The two schools with the oldest Time Capsule Projects have the highest average 3 year SEI scores of any middle schools in DISD. Since they were already achieving high SEI scores three years ago, their rise has slowed down. The 5 newest Time Capsule Project schools which started three years ago with an average SEI of only 42.8, are improving rapidly to catch up with the two more tenured Time Capsule Project schools.  They have improved an average of 6.7 points over the past 3 years!  The rest of the 24 non-Time-Capsule-Project schools reflect no such progress as a group.  They have lost an average of 0.7 points during the last 3 years.  
Dallas ISD Time Capsule Project Middle Schools compared with normal Middle Schools on SEI
(Since Rosemont was the newest middle school, and has a relatively small student body compared to the other schools, it was not included in this listing.)

The above chart is about improved SEI due to only having 8th graders write letters planning their futures. Many improvements have happened within the past 6 months! 
This year each of these schools began to have all three grades of students writing letters each year to practice and improve their letters year to year, building toward the 8th grade letters that stay in the schools time capsule for a decade.

In addition, now students have one additional writing project that starts off the project each year.
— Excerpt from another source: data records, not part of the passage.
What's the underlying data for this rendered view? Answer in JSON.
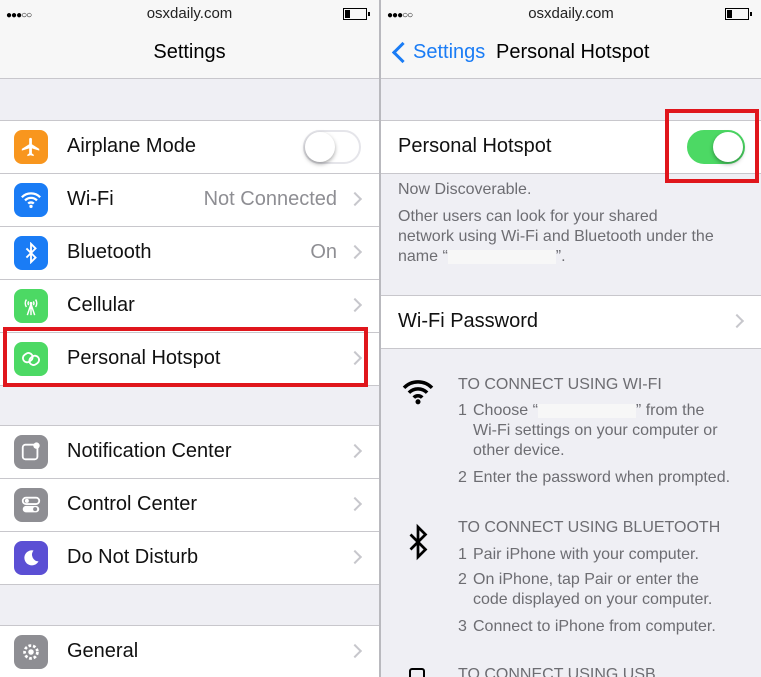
{
  "status": {
    "carrier": "osxdaily.com",
    "signal": "●●●○○"
  },
  "left": {
    "title": "Settings",
    "group1": [
      {
        "label": "Airplane Mode",
        "value": "",
        "icon": "airplane-icon",
        "color": "#f8961e",
        "toggle": true
      },
      {
        "label": "Wi-Fi",
        "value": "Not Connected",
        "icon": "wifi-icon",
        "color": "#1a7cf5"
      },
      {
        "label": "Bluetooth",
        "value": "On",
        "icon": "bluetooth-icon",
        "color": "#1a7cf5"
      },
      {
        "label": "Cellular",
        "value": "",
        "icon": "cellular-icon",
        "color": "#4cd964"
      },
      {
        "label": "Personal Hotspot",
        "value": "",
        "icon": "hotspot-icon",
        "color": "#4cd964"
      }
    ],
    "group2": [
      {
        "label": "Notification Center",
        "icon": "notification-icon",
        "color": "#8e8e93"
      },
      {
        "label": "Control Center",
        "icon": "control-center-icon",
        "color": "#8e8e93"
      },
      {
        "label": "Do Not Disturb",
        "icon": "moon-icon",
        "color": "#5b4fd4"
      }
    ],
    "group3": [
      {
        "label": "General",
        "icon": "gear-icon",
        "color": "#8e8e93"
      }
    ]
  },
  "right": {
    "back_label": "Settings",
    "title": "Personal Hotspot",
    "hotspot_label": "Personal Hotspot",
    "hotspot_on": true,
    "discoverable": "Now Discoverable.",
    "info_line1": "Other users can look for your shared",
    "info_line2": "network using Wi-Fi and Bluetooth under the",
    "info_line3_a": "name “",
    "info_line3_b": "”.",
    "wifi_password_label": "Wi-Fi Password",
    "wifi_section": {
      "heading": "TO CONNECT USING WI-FI",
      "steps": [
        {
          "num": "1",
          "lines": [
            "Choose “",
            "” from the",
            "Wi-Fi settings on your computer or",
            "other device."
          ]
        },
        {
          "num": "2",
          "lines": [
            "Enter the password when prompted."
          ]
        }
      ]
    },
    "bt_section": {
      "heading": "TO CONNECT USING BLUETOOTH",
      "steps": [
        {
          "num": "1",
          "lines": [
            "Pair iPhone with your computer."
          ]
        },
        {
          "num": "2",
          "lines": [
            "On iPhone, tap Pair or enter the",
            "code displayed on your computer."
          ]
        },
        {
          "num": "3",
          "lines": [
            "Connect to iPhone from computer."
          ]
        }
      ]
    },
    "usb_heading": "TO CONNECT USING USB"
  }
}
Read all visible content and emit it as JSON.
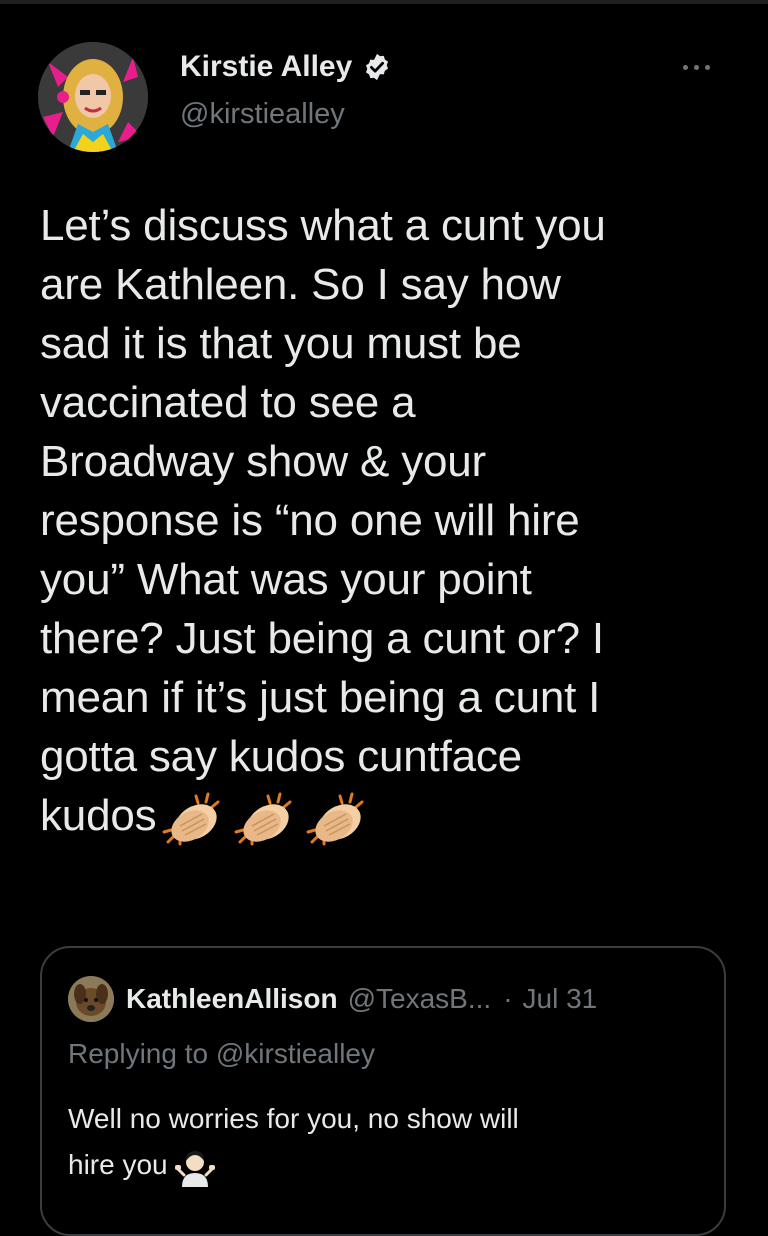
{
  "author": {
    "display_name": "Kirstie Alley",
    "handle": "@kirstiealley",
    "verified": true,
    "avatar_icon": "profile-avatar-pop-art"
  },
  "menu": {
    "more_icon": "more-horizontal-icon"
  },
  "tweet": {
    "lines": [
      "Let’s discuss what a cunt you",
      "are Kathleen. So I say how",
      "sad it is that you must be",
      "vaccinated to see a",
      "Broadway show & your",
      "response is “no one will hire",
      "you” What was your point",
      "there? Just being a cunt or? I",
      "mean if it’s just being a cunt I",
      "gotta say kudos cuntface",
      "kudos"
    ],
    "emoji": [
      "clapping-hands-icon",
      "clapping-hands-icon",
      "clapping-hands-icon"
    ]
  },
  "quoted_tweet": {
    "display_name": "KathleenAllison",
    "handle": "@TexasB...",
    "separator": "·",
    "date": "Jul 31",
    "replying_prefix": "Replying to",
    "replying_to": "@kirstiealley",
    "body_lines": [
      "Well no worries for you, no show will",
      "hire you"
    ],
    "emoji": "person-shrugging-icon"
  },
  "colors": {
    "background": "#000000",
    "text_primary": "#e7e9ea",
    "text_secondary": "#71767b",
    "border": "#3a3d40"
  }
}
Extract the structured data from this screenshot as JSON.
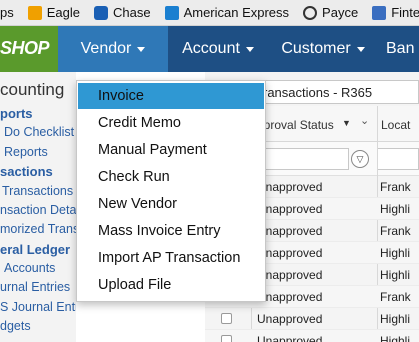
{
  "bookmarks": [
    {
      "label": "ps",
      "icon": "apps-icon",
      "color": "#5b8ad6"
    },
    {
      "label": "Eagle",
      "icon": "eagle-icon",
      "color": "#f0a000"
    },
    {
      "label": "Chase",
      "icon": "chase-icon",
      "color": "#1a5fb4"
    },
    {
      "label": "American Express",
      "icon": "amex-icon",
      "color": "#1a7fd0"
    },
    {
      "label": "Payce",
      "icon": "payce-icon",
      "color": "#333333"
    },
    {
      "label": "Fintec",
      "icon": "fintech-icon",
      "color": "#3a6ec0"
    }
  ],
  "logo": {
    "text": "SHOP",
    "color": "#5a9a2c"
  },
  "nav": {
    "bg": "#1e4f84",
    "active_bg": "#2f78b7",
    "items": [
      {
        "label": "Vendor"
      },
      {
        "label": "Account"
      },
      {
        "label": "Customer"
      },
      {
        "label": "Ban"
      }
    ]
  },
  "sidebar": {
    "title": "counting",
    "items": [
      {
        "label": "ports",
        "bold": true
      },
      {
        "label": "Do Checklist",
        "bold": false
      },
      {
        "label": "Reports",
        "bold": false
      },
      {
        "label": "sactions",
        "bold": true
      },
      {
        "label": "Transactions",
        "bold": false
      },
      {
        "label": "nsaction Deta",
        "bold": false
      },
      {
        "label": "morized Trans",
        "bold": false
      },
      {
        "label": "eral Ledger",
        "bold": true
      },
      {
        "label": "Accounts",
        "bold": false
      },
      {
        "label": "urnal Entries",
        "bold": false
      },
      {
        "label": "S Journal Entries",
        "bold": false
      },
      {
        "label": "dgets",
        "bold": false
      }
    ]
  },
  "content": {
    "breadcrumb": "ransactions - R365",
    "columns": [
      {
        "label": "pproval Status"
      },
      {
        "label": "Locat"
      }
    ],
    "rows": [
      {
        "status": "Unapproved",
        "location": "Frank"
      },
      {
        "status": "Unapproved",
        "location": "Highli"
      },
      {
        "status": "Unapproved",
        "location": "Frank"
      },
      {
        "status": "Unapproved",
        "location": "Highli"
      },
      {
        "status": "Unapproved",
        "location": "Highli"
      },
      {
        "status": "Unapproved",
        "location": "Frank"
      },
      {
        "status": "Unapproved",
        "location": "Highli"
      },
      {
        "status": "Unapproved",
        "location": "Highli"
      },
      {
        "status": "Unapproved",
        "location": "Highli"
      }
    ]
  },
  "dropdown": {
    "highlight_color": "#2f98d3",
    "items": [
      {
        "label": "Invoice"
      },
      {
        "label": "Credit Memo"
      },
      {
        "label": "Manual Payment"
      },
      {
        "label": "Check Run"
      },
      {
        "label": "New Vendor"
      },
      {
        "label": "Mass Invoice Entry"
      },
      {
        "label": "Import AP Transaction"
      },
      {
        "label": "Upload File"
      }
    ]
  }
}
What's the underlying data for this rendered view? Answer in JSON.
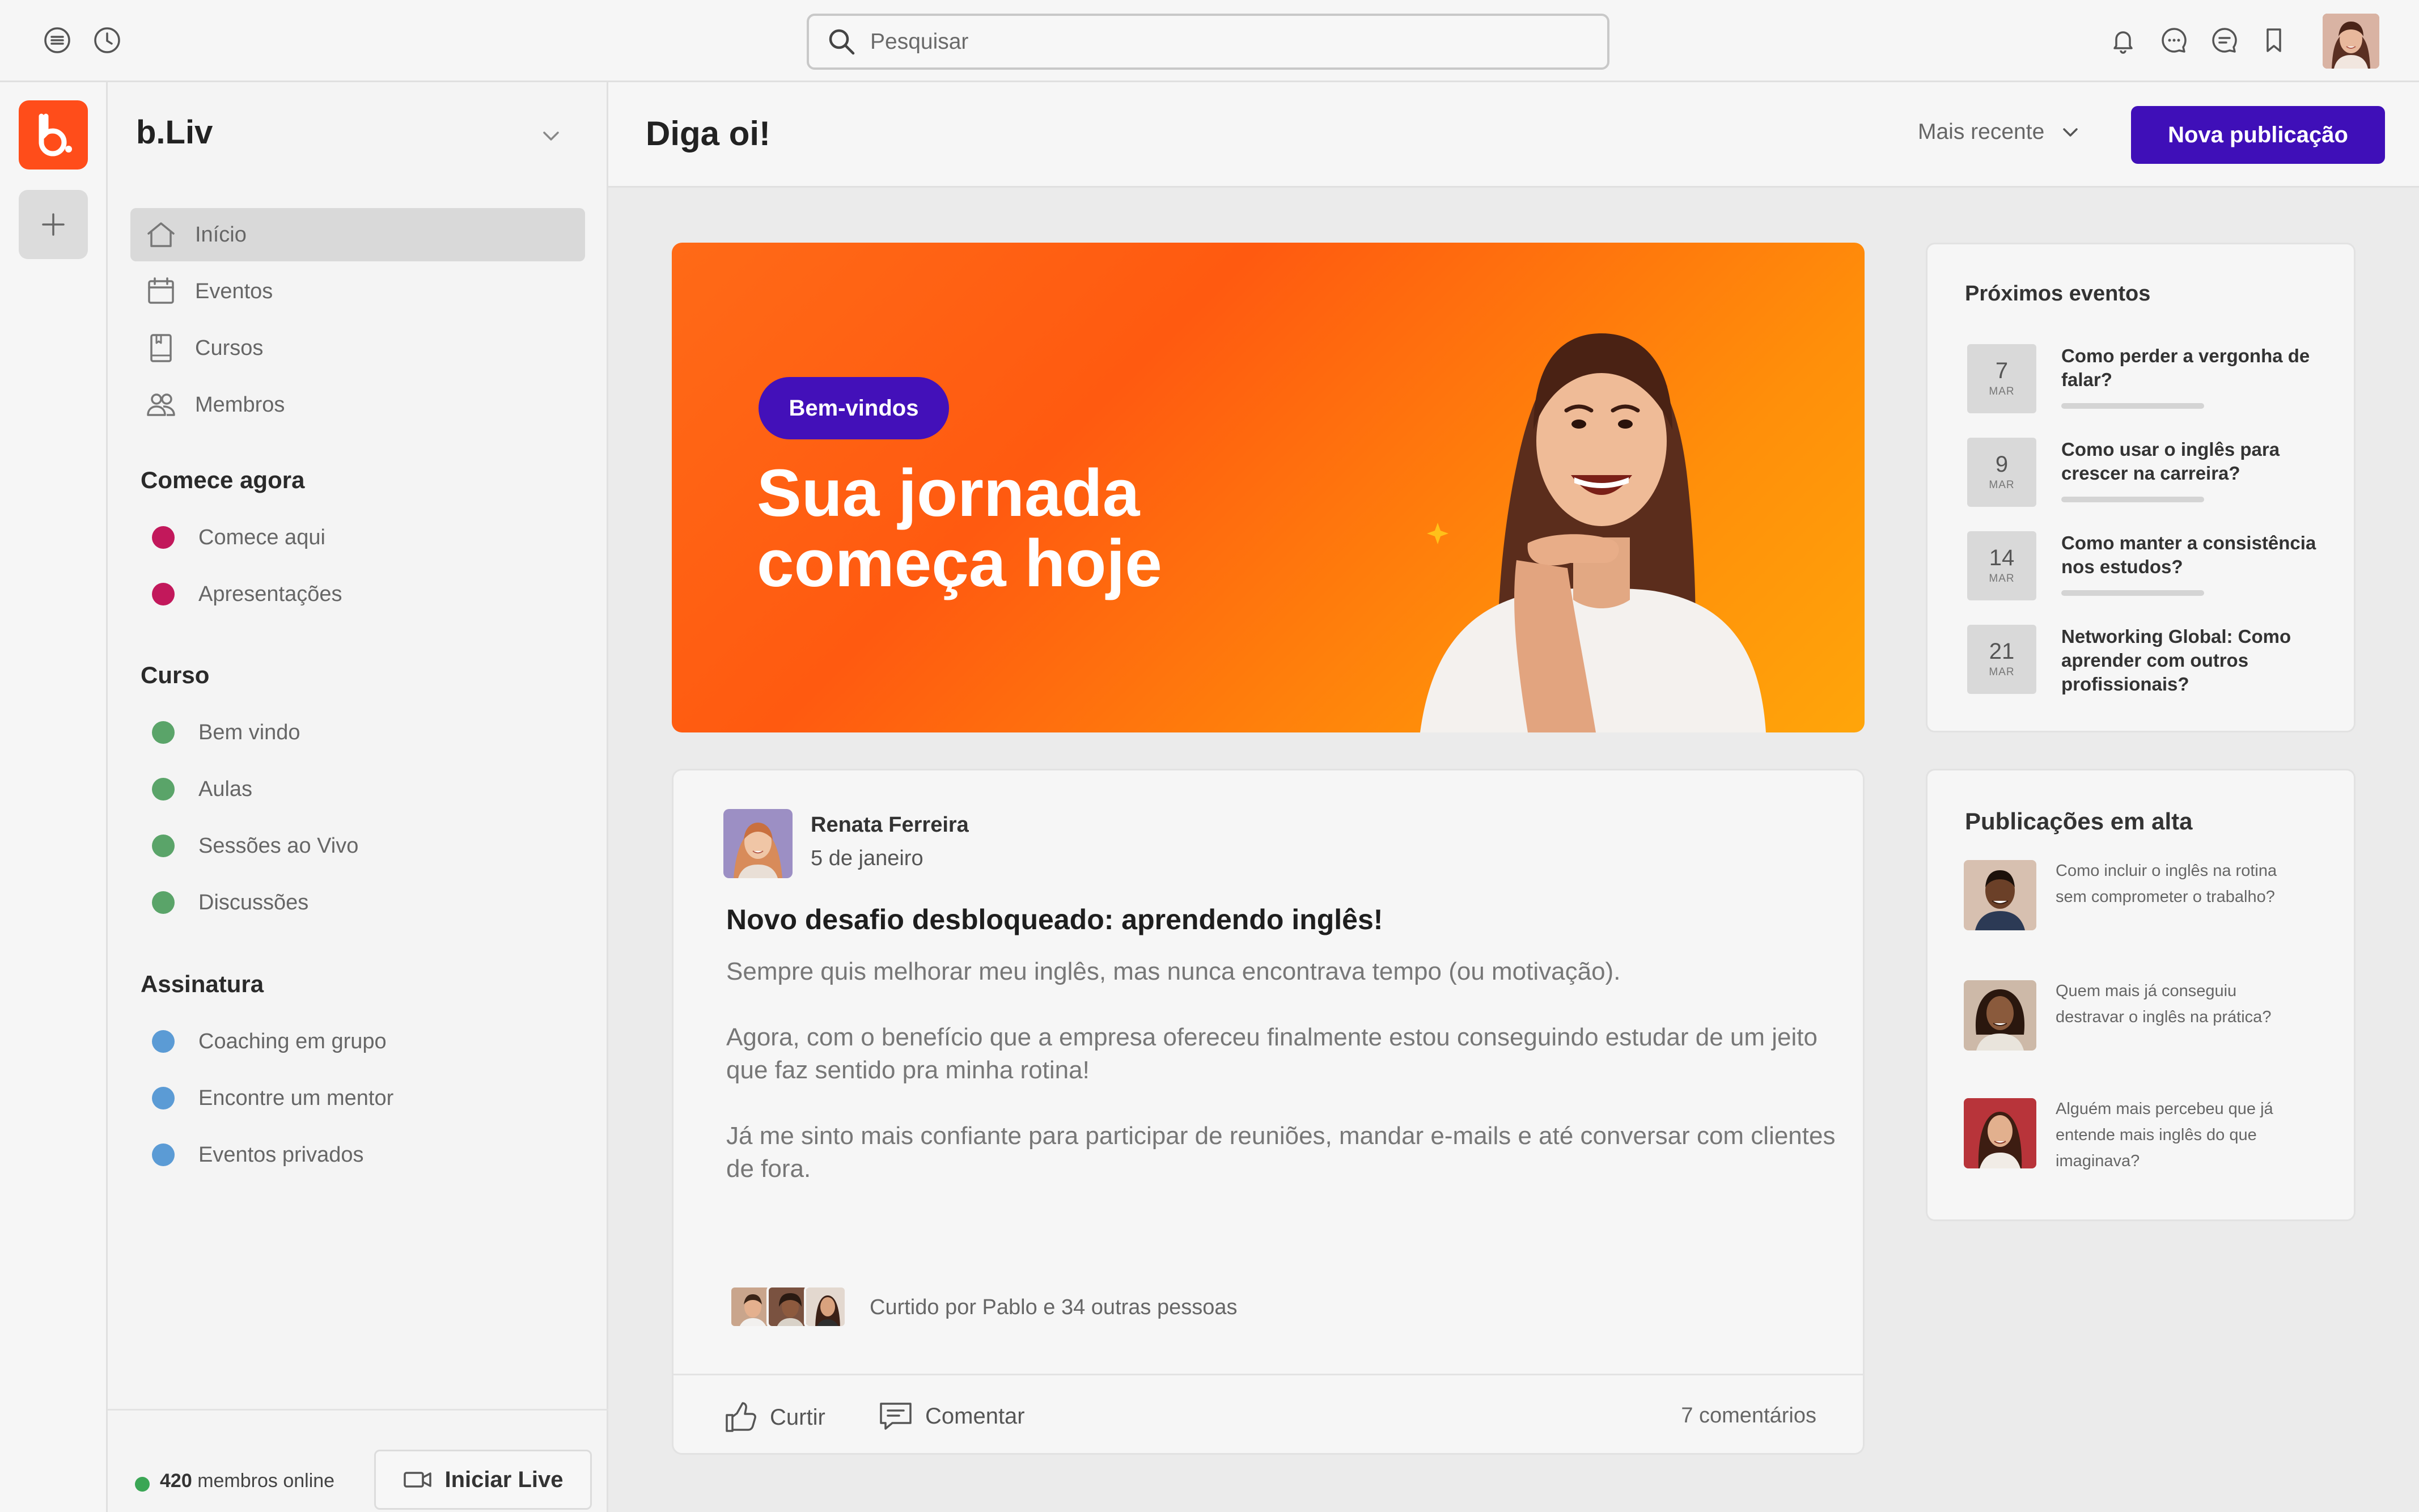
{
  "search": {
    "placeholder": "Pesquisar"
  },
  "community": {
    "name": "b.Liv"
  },
  "nav": [
    {
      "label": "Início",
      "icon": "home-icon",
      "active": true
    },
    {
      "label": "Eventos",
      "icon": "calendar-icon"
    },
    {
      "label": "Cursos",
      "icon": "book-icon"
    },
    {
      "label": "Membros",
      "icon": "members-icon"
    }
  ],
  "sections": [
    {
      "title": "Comece agora",
      "color": "#c2185b",
      "items": [
        "Comece aqui",
        "Apresentações"
      ]
    },
    {
      "title": "Curso",
      "color": "#5aa469",
      "items": [
        "Bem vindo",
        "Aulas",
        "Sessões ao Vivo",
        "Discussões"
      ]
    },
    {
      "title": "Assinatura",
      "color": "#5b9bd5",
      "items": [
        "Coaching em grupo",
        "Encontre um mentor",
        "Eventos privados"
      ]
    }
  ],
  "footer": {
    "online_count": "420",
    "online_label": "membros online",
    "live_label": "Iniciar Live"
  },
  "header": {
    "title": "Diga oi!",
    "sort_label": "Mais recente",
    "new_post_label": "Nova publicação"
  },
  "banner": {
    "pill": "Bem-vindos",
    "title_line1": "Sua jornada",
    "title_line2": "começa hoje"
  },
  "post": {
    "author": "Renata Ferreira",
    "date": "5 de janeiro",
    "title": "Novo desafio desbloqueado: aprendendo inglês!",
    "paragraphs": [
      "Sempre quis melhorar meu inglês, mas nunca encontrava tempo (ou motivação).",
      "Agora, com o benefício que a empresa ofereceu finalmente estou conseguindo estudar de um jeito que faz sentido pra minha rotina!",
      "Já me sinto mais confiante para participar de reuniões, mandar e-mails e até conversar com clientes de fora."
    ],
    "liked_by": "Curtido por Pablo e 34 outras pessoas",
    "like_label": "Curtir",
    "comment_label": "Comentar",
    "comments_count": "7 comentários"
  },
  "events": {
    "title": "Próximos eventos",
    "items": [
      {
        "day": "7",
        "month": "MAR",
        "title": "Como perder a vergonha de falar?"
      },
      {
        "day": "9",
        "month": "MAR",
        "title": "Como usar o inglês para crescer na carreira?"
      },
      {
        "day": "14",
        "month": "MAR",
        "title": "Como manter a consistência nos estudos?"
      },
      {
        "day": "21",
        "month": "MAR",
        "title": "Networking Global: Como aprender com outros profissionais?"
      }
    ]
  },
  "trending": {
    "title": "Publicações em alta",
    "items": [
      {
        "text": "Como incluir o inglês na rotina sem comprometer o trabalho?"
      },
      {
        "text": "Quem mais já conseguiu destravar o inglês na prática?"
      },
      {
        "text": "Alguém mais percebeu que já entende mais inglês do que imaginava?"
      }
    ]
  },
  "colors": {
    "accent": "#3f0fb8",
    "brand": "#ff4d1a",
    "online": "#3aa655"
  }
}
They personally write a persuasive letter to their parents asking for a letter back about their parent's dreams for them.  This change both prepares the students to receive their parents thoughts back on this central issue and replaces a letter from the teacher or principal.  It has more than doubled the percentage of parents who write a letter to their child about their dreams for them.  Now as many as 85% of parents are writing letters to their child!

Next year all 7th and 8th grade students, and their parents, will receive back the letters they wrote this year to read before new letters are written.  The quality of the letters being written will hopefully continue to improve.

With this increased focus on the future, and planning by both parents and students every year, the schools SEI scores will continue to rise.  None of these improvements are reflected in the above SEI scores.  The SEI scores should continue to improve as these changes become normal annual events in Time Capsule Project schools.

At this time one elementary school is planning to apply such a future planning system to their language arts writing projects, storing the letters in a vault they have in the school.

Tuesday, October 11, 2016

Increasing Student Resilience with a Time Capsule Project

As students know they can, and will, and must, know how to change, they become more resilient. That was underlined in an article in today's Dallas Morning News, page 1 of the Arts and Life Section.  The article was by Jan Hoffman, titled "Cultivating resilience," and was originally published in the New York Times.  See it at http://www.pressreader.com/usa/the-dallas-morning-news/20161011/282776356051915

The message is simple.

As students in the active Time Capsule Project schools read letters from their parents about their parental dreams for them, and then have written their own plans for the future, and then re-reading those plans the next year before writing new ones, annually modifying the old plans, they develop the ability to change.  They see the ability to change. They understand it is good.  They understand it is normal. The most critical component to resilience is reinforced.